- Interactive map of Rajur
- Coordinates: 20°03′17″N 78°57′24″E﻿ / ﻿20.05472°N 78.95667°E
- Country: India
- State: Maharashtra
- District: Yavatmal
- Elevation: 741 m (2,431 ft)

Population (2001)
- • Total: 11,677

Languages
- • Official: Marathi
- Time zone: UTC+5:30 (IST)
- Website: https://akolemaza.com/

= Rajur =

Rajur is a census town in Yavatmal district in the Indian state of Maharashtra. Rajur is also known as Rajur Colliery.

== Geography ==
Rajur has an average elevation of 741 metres (2431 feet).

== Demographics ==
As of 2001 India census, Rajur had a population of 11,677. Males constitute 52% of the population and females 48%. Rajur has an average literacy rate of 70%, higher than the national average of 59.5%: male literacy is 78%, and female literacy is 62%. In Rajur, 13% of the population is under 6 years of age.
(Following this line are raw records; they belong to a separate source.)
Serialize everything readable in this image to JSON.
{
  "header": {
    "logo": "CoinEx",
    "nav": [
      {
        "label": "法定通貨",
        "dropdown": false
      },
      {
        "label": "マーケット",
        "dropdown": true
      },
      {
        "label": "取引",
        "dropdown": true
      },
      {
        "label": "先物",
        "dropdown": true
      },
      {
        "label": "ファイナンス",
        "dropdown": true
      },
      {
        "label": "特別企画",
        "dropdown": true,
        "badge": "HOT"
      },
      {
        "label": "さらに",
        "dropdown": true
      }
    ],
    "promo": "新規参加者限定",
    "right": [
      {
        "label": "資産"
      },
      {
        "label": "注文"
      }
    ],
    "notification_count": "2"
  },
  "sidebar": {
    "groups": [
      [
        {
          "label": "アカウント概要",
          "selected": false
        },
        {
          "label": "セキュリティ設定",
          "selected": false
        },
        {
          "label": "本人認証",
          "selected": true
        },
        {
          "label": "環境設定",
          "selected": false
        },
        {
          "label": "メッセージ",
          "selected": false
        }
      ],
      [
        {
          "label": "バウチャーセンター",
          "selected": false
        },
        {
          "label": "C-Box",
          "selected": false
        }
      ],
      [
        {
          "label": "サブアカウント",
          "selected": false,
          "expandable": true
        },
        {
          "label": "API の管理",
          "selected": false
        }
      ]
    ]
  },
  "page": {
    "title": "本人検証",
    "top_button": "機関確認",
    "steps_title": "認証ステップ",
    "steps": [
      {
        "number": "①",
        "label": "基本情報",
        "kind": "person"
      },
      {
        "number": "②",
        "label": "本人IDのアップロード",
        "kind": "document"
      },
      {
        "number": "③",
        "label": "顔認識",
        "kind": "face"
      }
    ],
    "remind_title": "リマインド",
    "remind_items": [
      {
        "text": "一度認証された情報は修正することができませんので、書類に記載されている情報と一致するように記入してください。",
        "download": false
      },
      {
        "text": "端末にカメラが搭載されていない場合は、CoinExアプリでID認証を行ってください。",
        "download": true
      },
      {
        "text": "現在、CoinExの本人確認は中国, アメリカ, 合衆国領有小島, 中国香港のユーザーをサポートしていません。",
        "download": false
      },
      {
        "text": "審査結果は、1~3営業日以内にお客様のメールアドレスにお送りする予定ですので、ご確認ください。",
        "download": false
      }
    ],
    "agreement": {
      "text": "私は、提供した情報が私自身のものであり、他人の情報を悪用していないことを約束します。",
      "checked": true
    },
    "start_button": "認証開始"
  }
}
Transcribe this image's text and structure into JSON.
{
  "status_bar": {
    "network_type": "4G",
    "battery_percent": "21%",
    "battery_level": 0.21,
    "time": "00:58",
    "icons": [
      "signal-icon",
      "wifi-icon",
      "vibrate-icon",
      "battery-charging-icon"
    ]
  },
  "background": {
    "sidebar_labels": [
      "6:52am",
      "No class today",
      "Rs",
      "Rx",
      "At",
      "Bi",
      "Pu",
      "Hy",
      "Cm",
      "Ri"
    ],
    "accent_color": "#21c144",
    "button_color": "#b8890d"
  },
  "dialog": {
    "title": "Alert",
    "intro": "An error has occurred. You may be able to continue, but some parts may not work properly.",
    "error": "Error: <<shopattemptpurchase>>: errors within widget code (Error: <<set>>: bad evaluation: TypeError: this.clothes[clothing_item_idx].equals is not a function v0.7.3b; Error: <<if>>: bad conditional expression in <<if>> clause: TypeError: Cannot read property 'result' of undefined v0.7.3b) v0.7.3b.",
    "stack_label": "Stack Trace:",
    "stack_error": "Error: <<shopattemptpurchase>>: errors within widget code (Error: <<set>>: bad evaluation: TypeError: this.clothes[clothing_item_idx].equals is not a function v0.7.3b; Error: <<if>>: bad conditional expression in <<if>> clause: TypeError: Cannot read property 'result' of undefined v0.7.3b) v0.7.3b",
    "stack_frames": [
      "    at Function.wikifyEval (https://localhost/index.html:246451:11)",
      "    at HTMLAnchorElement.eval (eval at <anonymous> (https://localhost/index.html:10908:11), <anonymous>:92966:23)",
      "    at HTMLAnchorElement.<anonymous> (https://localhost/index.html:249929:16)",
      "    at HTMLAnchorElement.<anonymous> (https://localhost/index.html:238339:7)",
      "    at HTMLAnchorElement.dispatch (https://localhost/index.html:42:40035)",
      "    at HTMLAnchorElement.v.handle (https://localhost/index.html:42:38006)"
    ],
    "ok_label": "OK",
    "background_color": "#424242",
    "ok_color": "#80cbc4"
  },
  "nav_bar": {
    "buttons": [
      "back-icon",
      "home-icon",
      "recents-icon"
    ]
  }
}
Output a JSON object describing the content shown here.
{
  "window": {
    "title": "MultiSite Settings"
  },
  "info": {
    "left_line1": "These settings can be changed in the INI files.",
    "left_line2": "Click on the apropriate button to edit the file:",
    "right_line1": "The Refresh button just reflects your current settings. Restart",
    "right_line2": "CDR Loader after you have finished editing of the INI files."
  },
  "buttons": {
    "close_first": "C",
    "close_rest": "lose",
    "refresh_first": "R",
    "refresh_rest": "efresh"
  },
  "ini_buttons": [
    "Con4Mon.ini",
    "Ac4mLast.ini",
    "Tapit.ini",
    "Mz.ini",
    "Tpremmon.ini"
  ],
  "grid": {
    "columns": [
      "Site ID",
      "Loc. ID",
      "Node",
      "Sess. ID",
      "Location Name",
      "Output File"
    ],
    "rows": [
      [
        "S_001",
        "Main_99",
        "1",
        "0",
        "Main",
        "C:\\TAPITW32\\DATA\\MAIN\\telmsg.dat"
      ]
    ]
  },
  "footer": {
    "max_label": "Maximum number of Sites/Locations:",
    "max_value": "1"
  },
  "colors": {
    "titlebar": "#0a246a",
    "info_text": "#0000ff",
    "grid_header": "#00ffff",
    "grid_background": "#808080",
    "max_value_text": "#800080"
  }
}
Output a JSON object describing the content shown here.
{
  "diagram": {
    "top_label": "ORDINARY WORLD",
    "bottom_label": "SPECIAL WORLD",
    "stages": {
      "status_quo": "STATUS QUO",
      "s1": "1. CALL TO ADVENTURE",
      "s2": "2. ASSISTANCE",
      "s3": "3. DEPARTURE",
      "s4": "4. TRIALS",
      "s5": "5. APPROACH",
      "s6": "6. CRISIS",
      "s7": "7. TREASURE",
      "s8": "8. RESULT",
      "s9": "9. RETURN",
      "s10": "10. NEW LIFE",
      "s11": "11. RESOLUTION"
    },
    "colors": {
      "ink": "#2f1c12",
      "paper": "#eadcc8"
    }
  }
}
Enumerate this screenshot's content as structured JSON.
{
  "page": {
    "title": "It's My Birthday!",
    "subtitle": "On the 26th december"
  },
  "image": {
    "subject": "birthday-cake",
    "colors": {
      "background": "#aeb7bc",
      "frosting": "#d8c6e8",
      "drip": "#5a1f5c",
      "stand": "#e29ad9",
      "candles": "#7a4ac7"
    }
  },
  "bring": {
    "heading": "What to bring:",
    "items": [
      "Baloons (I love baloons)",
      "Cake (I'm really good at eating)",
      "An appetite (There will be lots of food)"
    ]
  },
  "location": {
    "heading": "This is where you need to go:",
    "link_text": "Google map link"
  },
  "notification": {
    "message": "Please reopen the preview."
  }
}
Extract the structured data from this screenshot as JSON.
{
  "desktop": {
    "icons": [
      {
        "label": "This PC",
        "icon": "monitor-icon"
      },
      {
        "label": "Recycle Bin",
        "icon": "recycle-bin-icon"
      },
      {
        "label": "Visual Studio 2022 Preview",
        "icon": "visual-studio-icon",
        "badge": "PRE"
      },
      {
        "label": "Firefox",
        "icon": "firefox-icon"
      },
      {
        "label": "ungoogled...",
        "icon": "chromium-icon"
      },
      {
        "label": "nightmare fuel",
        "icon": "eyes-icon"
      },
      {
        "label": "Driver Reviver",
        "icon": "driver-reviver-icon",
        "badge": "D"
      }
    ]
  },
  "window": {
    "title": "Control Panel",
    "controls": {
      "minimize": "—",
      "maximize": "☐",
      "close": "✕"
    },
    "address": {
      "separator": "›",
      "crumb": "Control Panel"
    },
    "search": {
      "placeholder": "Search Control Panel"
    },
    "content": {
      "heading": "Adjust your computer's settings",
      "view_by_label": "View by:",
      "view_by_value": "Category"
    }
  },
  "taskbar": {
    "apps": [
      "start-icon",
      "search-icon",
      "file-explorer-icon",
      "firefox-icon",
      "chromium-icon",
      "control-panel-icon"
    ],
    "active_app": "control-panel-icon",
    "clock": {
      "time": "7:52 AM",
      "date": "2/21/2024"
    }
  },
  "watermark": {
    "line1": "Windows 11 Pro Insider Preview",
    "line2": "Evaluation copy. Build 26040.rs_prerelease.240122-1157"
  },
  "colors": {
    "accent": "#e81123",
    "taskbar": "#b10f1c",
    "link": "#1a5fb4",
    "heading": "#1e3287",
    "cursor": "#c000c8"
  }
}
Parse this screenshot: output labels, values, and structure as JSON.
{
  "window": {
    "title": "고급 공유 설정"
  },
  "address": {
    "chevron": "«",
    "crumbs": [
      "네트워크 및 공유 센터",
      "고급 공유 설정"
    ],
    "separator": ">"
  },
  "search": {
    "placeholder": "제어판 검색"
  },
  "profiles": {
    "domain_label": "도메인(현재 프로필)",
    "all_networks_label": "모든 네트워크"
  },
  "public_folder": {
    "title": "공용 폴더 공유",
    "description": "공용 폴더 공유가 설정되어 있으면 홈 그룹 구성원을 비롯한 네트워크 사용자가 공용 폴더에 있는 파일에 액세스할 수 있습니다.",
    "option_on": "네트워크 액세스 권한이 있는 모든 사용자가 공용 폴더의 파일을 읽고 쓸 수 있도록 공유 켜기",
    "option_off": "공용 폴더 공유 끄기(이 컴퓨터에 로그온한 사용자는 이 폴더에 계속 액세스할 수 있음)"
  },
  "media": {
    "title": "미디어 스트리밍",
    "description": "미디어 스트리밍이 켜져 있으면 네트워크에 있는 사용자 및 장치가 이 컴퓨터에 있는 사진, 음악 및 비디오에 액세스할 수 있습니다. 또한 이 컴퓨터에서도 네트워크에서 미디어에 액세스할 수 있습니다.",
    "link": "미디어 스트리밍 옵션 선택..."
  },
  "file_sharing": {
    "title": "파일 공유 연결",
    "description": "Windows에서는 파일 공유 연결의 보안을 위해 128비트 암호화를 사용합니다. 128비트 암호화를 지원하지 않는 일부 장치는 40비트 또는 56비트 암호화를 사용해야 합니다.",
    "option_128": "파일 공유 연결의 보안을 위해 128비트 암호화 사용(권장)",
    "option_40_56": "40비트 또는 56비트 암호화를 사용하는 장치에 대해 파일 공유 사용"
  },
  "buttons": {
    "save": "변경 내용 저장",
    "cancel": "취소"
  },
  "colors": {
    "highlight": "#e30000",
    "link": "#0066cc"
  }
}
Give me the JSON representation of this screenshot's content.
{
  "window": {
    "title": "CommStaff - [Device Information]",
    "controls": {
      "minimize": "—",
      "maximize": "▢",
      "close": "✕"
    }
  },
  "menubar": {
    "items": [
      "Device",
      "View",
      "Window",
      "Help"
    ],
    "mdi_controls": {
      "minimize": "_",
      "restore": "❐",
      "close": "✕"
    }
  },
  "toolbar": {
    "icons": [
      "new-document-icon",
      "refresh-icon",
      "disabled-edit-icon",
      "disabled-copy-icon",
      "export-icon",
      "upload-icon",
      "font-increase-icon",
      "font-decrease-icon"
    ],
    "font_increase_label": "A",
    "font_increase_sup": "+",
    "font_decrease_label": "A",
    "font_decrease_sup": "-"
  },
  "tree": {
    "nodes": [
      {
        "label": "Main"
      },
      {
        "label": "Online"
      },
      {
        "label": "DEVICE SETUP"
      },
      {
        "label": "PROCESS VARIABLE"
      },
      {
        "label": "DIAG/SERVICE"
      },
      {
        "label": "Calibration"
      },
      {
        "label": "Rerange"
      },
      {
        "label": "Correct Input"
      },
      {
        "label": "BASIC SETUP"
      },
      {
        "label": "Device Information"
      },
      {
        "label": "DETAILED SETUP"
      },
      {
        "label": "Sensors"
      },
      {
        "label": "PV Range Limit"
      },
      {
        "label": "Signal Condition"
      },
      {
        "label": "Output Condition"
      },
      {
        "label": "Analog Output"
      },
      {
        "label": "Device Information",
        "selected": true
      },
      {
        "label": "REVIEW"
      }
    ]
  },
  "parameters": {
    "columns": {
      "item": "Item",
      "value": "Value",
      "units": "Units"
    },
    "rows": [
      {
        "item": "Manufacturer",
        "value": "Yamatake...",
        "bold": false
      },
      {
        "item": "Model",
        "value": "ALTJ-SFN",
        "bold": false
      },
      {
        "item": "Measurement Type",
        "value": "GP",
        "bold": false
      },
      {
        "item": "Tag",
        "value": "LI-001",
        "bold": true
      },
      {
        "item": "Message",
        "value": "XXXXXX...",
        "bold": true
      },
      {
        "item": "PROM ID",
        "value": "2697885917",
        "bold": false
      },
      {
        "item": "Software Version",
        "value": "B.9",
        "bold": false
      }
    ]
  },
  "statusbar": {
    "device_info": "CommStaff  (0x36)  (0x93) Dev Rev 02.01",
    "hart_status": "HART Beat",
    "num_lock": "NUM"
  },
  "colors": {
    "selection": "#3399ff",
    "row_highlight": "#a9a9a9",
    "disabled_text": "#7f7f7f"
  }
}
| Year | Male | Female | Total Population | Change | Religion (%) |  |  |  |  |  |  |  |
| Hindu | Muslim | Christian | Sikhs | Buddhist | Jain | Other religions and persuasions | Religion not stated |
| 2001 | 6019 | 5656 | 11675 | - | 64.463 | 11.520 | 2.116 | 0.197 | 19.837 | 0.120 | 1.722 | 0.026 |
| 2011 | 5639 | 5053 | 10692 | - 8.4̥% | 62.608 | 14.656 | 2.226 | 0.187 | 19.220 | 0.159 | 0.037 | 0.907 |

== Notable people ==
- Anand Teltumbde, civil rights activist, scholar and columnist.
- Milind Teltumbde, Maoist politician.